A gripe espanhola poderia ter ensinado ao mundo a ser mais solidário e humano, mas o que se viu em seguida foi a crise de 29 e depois a segunda guerra mundial. Dito isso, temo que as reflexões da sociedade não passem de seus próprios umbigos. Teremos que viver sob esta nova ameaça de uma doença ainda desconhecida. A nosso favor, o mundo tem se unido para criar um mutirão pela vacina. Até lá, viveremos meses de pura incerteza. Nos recusamos a fazer Lives, já que aglomeraríamos. Zelamos por nossas famílias e decidimos não nos arriscar por causa delas. A alternativa? Calma.

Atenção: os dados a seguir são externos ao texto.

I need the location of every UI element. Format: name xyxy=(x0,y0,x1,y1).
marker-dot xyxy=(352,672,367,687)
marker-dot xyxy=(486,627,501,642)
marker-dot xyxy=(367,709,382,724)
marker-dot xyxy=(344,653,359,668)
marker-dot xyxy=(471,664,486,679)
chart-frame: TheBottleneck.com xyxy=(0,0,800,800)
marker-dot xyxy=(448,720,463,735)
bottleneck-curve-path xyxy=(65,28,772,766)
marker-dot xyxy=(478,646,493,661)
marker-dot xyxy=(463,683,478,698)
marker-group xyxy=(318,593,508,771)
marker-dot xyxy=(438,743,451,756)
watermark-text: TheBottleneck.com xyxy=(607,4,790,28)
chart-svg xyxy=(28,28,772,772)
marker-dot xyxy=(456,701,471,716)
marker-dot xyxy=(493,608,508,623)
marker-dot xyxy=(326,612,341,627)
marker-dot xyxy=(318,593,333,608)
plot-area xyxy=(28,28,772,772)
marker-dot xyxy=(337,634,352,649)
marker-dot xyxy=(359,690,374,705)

É sofrido, mas melhor que qualquer maluquice. Show em bolhas? Teatros com assentos mais espaçados? Drive-in? Vamos acompanhar e até, quem sabe, cogitar isso, mas teremos que esperar e ver se realmente dá certo. Até lá, pode ser que já existam soluções: testes rápidos para evitar que alguém contaminado entre num local fechado, tratamentos que possam ser feitos dentro de casa, dispensando internações, um remédio eficaz ou a bendita vacina. O certo é que, quando os shows voltarem à sua normalidade, com aglomeração e tudo mais, meu amigo, pode ter certeza que eles serão catarse pura! Imperdíveis. Uma celebração e tanto à vida.
– Bruno Lisboa é redator/colunista do O Poder do Resumão. Escreve no Scream & Yell desde 2014.